A pair of golden eagle eggs was found in a nest, about a mile away from the test site. They were discovered about a month before the planned May 23 test.
ATK's Promontory facility is 20,000 acres large and is home to a mass of wildlife. An environmental surveyor found the eggs, and a wildlife expert was brought in to confirm they belonged to golden eagles and that the parents were never far away.
The Promontory team determined a rocket launch could endanger the nest.
ATK was set to test LCS I, a new rocket primarily designed for the Air Force to launch payloads into space. The test involved keeping the rocket stationary while measuring thrust and other statistics, and it was to make a lot of noise.
"Our greatest concern was that the noise would cause the adults to abandon the nest," said Jennifer Bowman, spokeswoman for ATK's aerospace division.
Golden eagles are protected by two federal laws, including the same statute that protects bald eagles -- it bars anyone from removing the birds without proper authority, according to the U.S. Fish and Wildlife Service.
Bowman said that simply moving the nest would also pose a great risk to the survival of the chicks.
"We literally put together an 'eagle team' to start researching and planning our next steps, which include briefing the Air Force on the matter," said Lamberth Blalock, vice president of Air Force Programs, in a statement.
Two weeks before the scheduled launch, the eggs hatched and two healthy baby eagles were waddling about the nest.

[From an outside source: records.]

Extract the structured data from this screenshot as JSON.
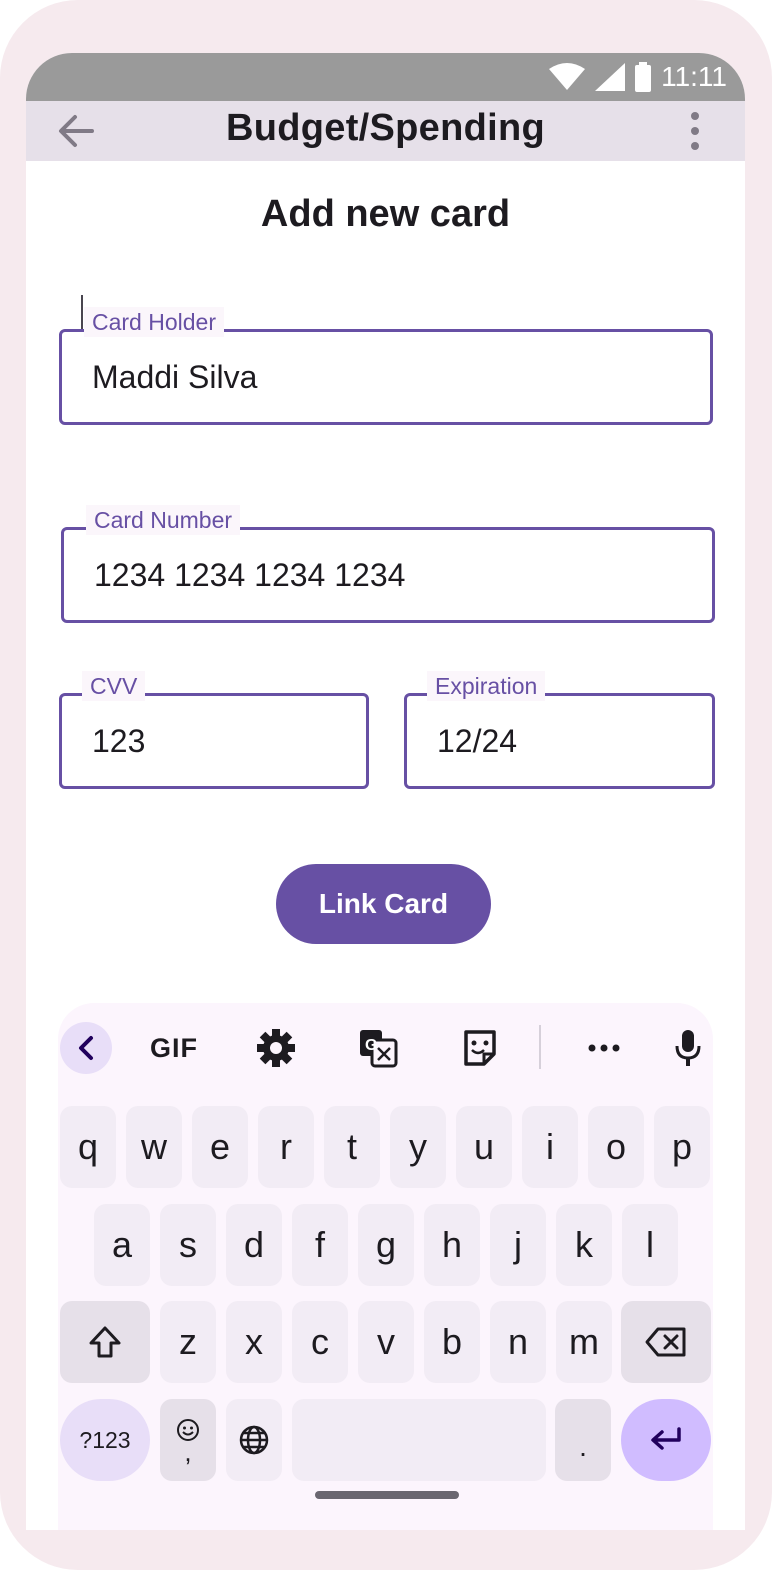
{
  "status_bar": {
    "time": "11:11"
  },
  "app_bar": {
    "title": "Budget/Spending"
  },
  "page": {
    "heading": "Add new card"
  },
  "form": {
    "card_holder": {
      "label": "Card Holder",
      "value": "Maddi Silva"
    },
    "card_number": {
      "label": "Card Number",
      "value": "1234 1234 1234 1234"
    },
    "cvv": {
      "label": "CVV",
      "value": "123"
    },
    "expiration": {
      "label": "Expiration",
      "value": "12/24"
    },
    "submit_label": "Link Card"
  },
  "keyboard": {
    "toolbar": {
      "gif_label": "GIF"
    },
    "row1": [
      "q",
      "w",
      "e",
      "r",
      "t",
      "y",
      "u",
      "i",
      "o",
      "p"
    ],
    "row2": [
      "a",
      "s",
      "d",
      "f",
      "g",
      "h",
      "j",
      "k",
      "l"
    ],
    "row3": [
      "z",
      "x",
      "c",
      "v",
      "b",
      "n",
      "m"
    ],
    "symbols_label": "?123",
    "period_label": ".",
    "comma_label": ","
  },
  "colors": {
    "accent": "#6750a4",
    "app_bar": "#e6e0e9",
    "status_bar": "#9a9a9a",
    "keyboard_bg": "#fcf5fd",
    "enter_key": "#d0bcff"
  }
}
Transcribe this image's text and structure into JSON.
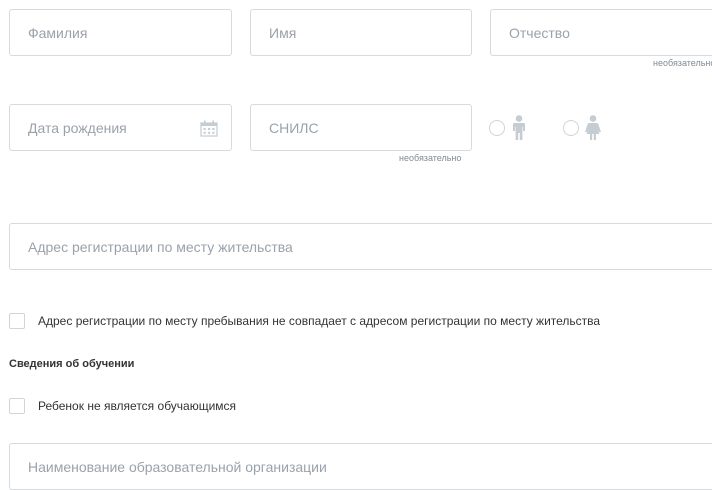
{
  "form": {
    "last_name": {
      "placeholder": "Фамилия"
    },
    "first_name": {
      "placeholder": "Имя"
    },
    "patronymic": {
      "placeholder": "Отчество",
      "note": "необязательно"
    },
    "birth_date": {
      "placeholder": "Дата рождения",
      "icon": "calendar-icon"
    },
    "snils": {
      "placeholder": "СНИЛС",
      "note": "необязательно"
    },
    "gender": {
      "options": [
        {
          "icon": "male-child-icon"
        },
        {
          "icon": "female-child-icon"
        }
      ]
    },
    "residence_address": {
      "placeholder": "Адрес регистрации по месту жительства"
    },
    "stay_address_checkbox": {
      "label": "Адрес регистрации по месту пребывания не совпадает с адресом регистрации по месту жительства"
    },
    "education_section": {
      "title": "Сведения об обучении"
    },
    "not_student_checkbox": {
      "label": "Ребенок не является обучающимся"
    },
    "school_name": {
      "placeholder": "Наименование образовательной организации"
    }
  },
  "colors": {
    "border": "#d6dbe0",
    "placeholder": "#9aa2ab",
    "icon": "#c5ccd2"
  }
}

Although the chicks could have potentially put a damper on the test, staff members were amused by the bouncing baby birds, dubbing them the "Rocket Eagles." They had even installed a webcam to keep an eye on them.
"Some staff joked that we should make them tiny earmuffs," Bowman said.
Eventually, the experts from the Division of Wildlife Service determined that the launch would not disrupt the eagle's nest, which allowed the test to go on as scheduled.
Both baby eagles are expected to take flight soon and leave the nest for good.
The survey also gave personnel from the Division of Wildlife Service the opportunity to further study the eagles by attaching tracking devices to all four birds. Data gathered from the devices will give insight into rates of survival, causes of mortality and the general ecology of eagles.